The continent’s population will continue to drive global growth – notably in Nigeria, which is on pace to become the world’s third-largest country – even as overall fertility falls. The challenges are real, but so is the power for Africa to drive its destiny.
Africa’s decisions will determine its destiny
As the AU Summit begins this week in Addis Ababa, this year’s “demographic dividend” theme will be at its center. In alignment with the theme, all countries have been working toward this month’s target date for developing their “demographic dividend” national profiles and driving forward the AU Roadmap transformation.
Alongside the summit is a Civic Innovation and Exhibition Camp for young innovators and policy analysts to bring their ideas and projects to the table – and therein lies the truth of Africa’s real hope. All of the fatalism over Africa’s population fails to consider that Africa’s youth is the solution, not the problem. On a continent where 41 percent of the people aren’t yet older than 15, that only becomes more true in the future if nations and leaders would commit to good governance and, as Linden reminds, good development.
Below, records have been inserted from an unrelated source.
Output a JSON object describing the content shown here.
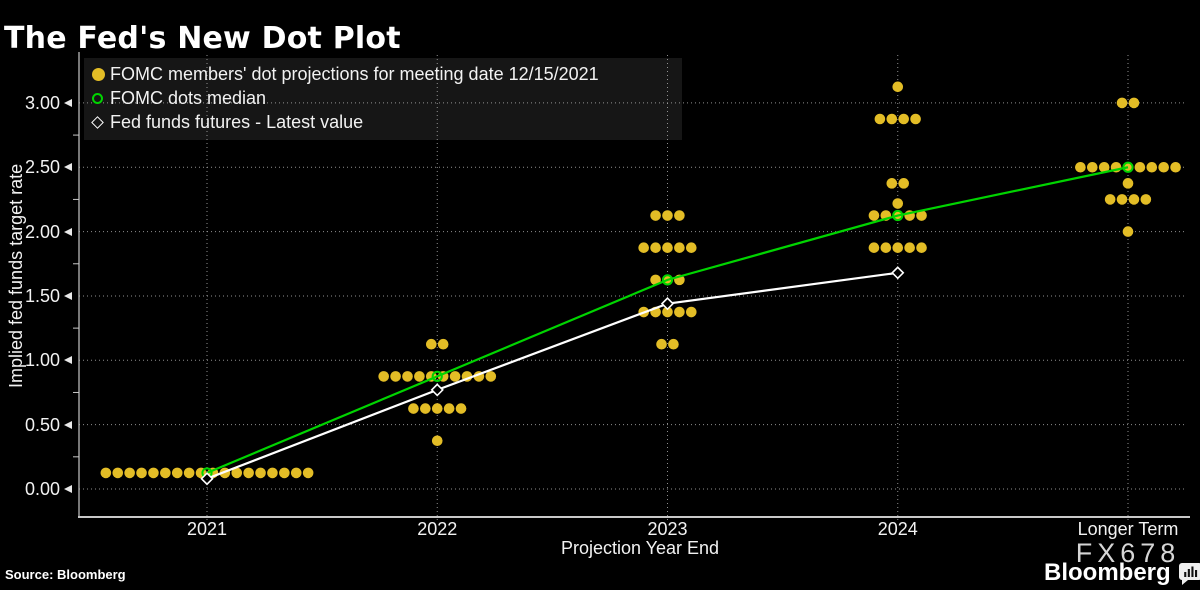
{
  "title": "The Fed's New Dot Plot",
  "source": "Source: Bloomberg",
  "watermark": "FX678",
  "brand": {
    "name": "Bloomberg",
    "icon": "bar-chart-bubble-icon"
  },
  "legend": [
    {
      "marker": "filled-circle",
      "color": "#e3bd26",
      "label": "FOMC members' dot projections for meeting date 12/15/2021"
    },
    {
      "marker": "open-circle",
      "color": "#00d400",
      "label": "FOMC dots median"
    },
    {
      "marker": "open-diamond",
      "color": "#ffffff",
      "label": "Fed funds futures - Latest value"
    }
  ],
  "colors": {
    "background": "#000000",
    "dot_yellow": "#e3bd26",
    "median_green": "#00d400",
    "futures_white": "#ffffff",
    "gridline": "#a8a8a8",
    "axis": "#c8c8c8",
    "legend_bg": "#161616",
    "text": "#f2f2f2"
  },
  "chart_data": {
    "type": "scatter",
    "subtype": "fomc-dot-plot",
    "title": "The Fed's New Dot Plot",
    "xlabel": "Projection Year End",
    "ylabel": "Implied fed funds target rate",
    "categories": [
      "2021",
      "2022",
      "2023",
      "2024",
      "Longer Term"
    ],
    "y_ticks": [
      "0.00",
      "0.50",
      "1.00",
      "1.50",
      "2.00",
      "2.50",
      "3.00"
    ],
    "ylim": [
      -0.35,
      3.35
    ],
    "grid": true,
    "legend_position": "top-left",
    "dots": [
      {
        "category": "2021",
        "value": 0.125,
        "count": 18
      },
      {
        "category": "2022",
        "value": 1.125,
        "count": 2
      },
      {
        "category": "2022",
        "value": 0.875,
        "count": 10
      },
      {
        "category": "2022",
        "value": 0.625,
        "count": 5
      },
      {
        "category": "2022",
        "value": 0.375,
        "count": 1
      },
      {
        "category": "2023",
        "value": 2.125,
        "count": 3
      },
      {
        "category": "2023",
        "value": 1.875,
        "count": 5
      },
      {
        "category": "2023",
        "value": 1.625,
        "count": 3
      },
      {
        "category": "2023",
        "value": 1.375,
        "count": 5
      },
      {
        "category": "2023",
        "value": 1.125,
        "count": 2
      },
      {
        "category": "2024",
        "value": 3.125,
        "count": 1
      },
      {
        "category": "2024",
        "value": 2.875,
        "count": 4
      },
      {
        "category": "2024",
        "value": 2.375,
        "count": 2
      },
      {
        "category": "2024",
        "value": 2.125,
        "count": 6,
        "stack": [
          5,
          1
        ]
      },
      {
        "category": "2024",
        "value": 1.875,
        "count": 5
      },
      {
        "category": "Longer Term",
        "value": 3.0,
        "count": 2
      },
      {
        "category": "Longer Term",
        "value": 2.5,
        "count": 9
      },
      {
        "category": "Longer Term",
        "value": 2.375,
        "count": 1
      },
      {
        "category": "Longer Term",
        "value": 2.25,
        "count": 4
      },
      {
        "category": "Longer Term",
        "value": 2.0,
        "count": 1
      }
    ],
    "series": [
      {
        "name": "FOMC dots median",
        "color": "#00d400",
        "marker": "open-circle",
        "categories": [
          "2021",
          "2022",
          "2023",
          "2024",
          "Longer Term"
        ],
        "values": [
          0.125,
          0.875,
          1.625,
          2.125,
          2.5
        ]
      },
      {
        "name": "Fed funds futures - Latest value",
        "color": "#ffffff",
        "marker": "open-diamond",
        "categories": [
          "2021",
          "2022",
          "2023",
          "2024"
        ],
        "values": [
          0.08,
          0.77,
          1.44,
          1.68
        ]
      }
    ]
  }
}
“‘Demography is destiny’ is both an important message and an inaccurate one,” wrote the authors of a 2015 African Development Bank book that places the ideas of demographic disaster or demographic dividend side by side. They offer strategies and policy choices designed for demographic transformation, while noting the poverty, health and other challenges that attach to population growth with a clear eye.
“However,” they add, “the nature of the impact of demographic change is not set in stone.”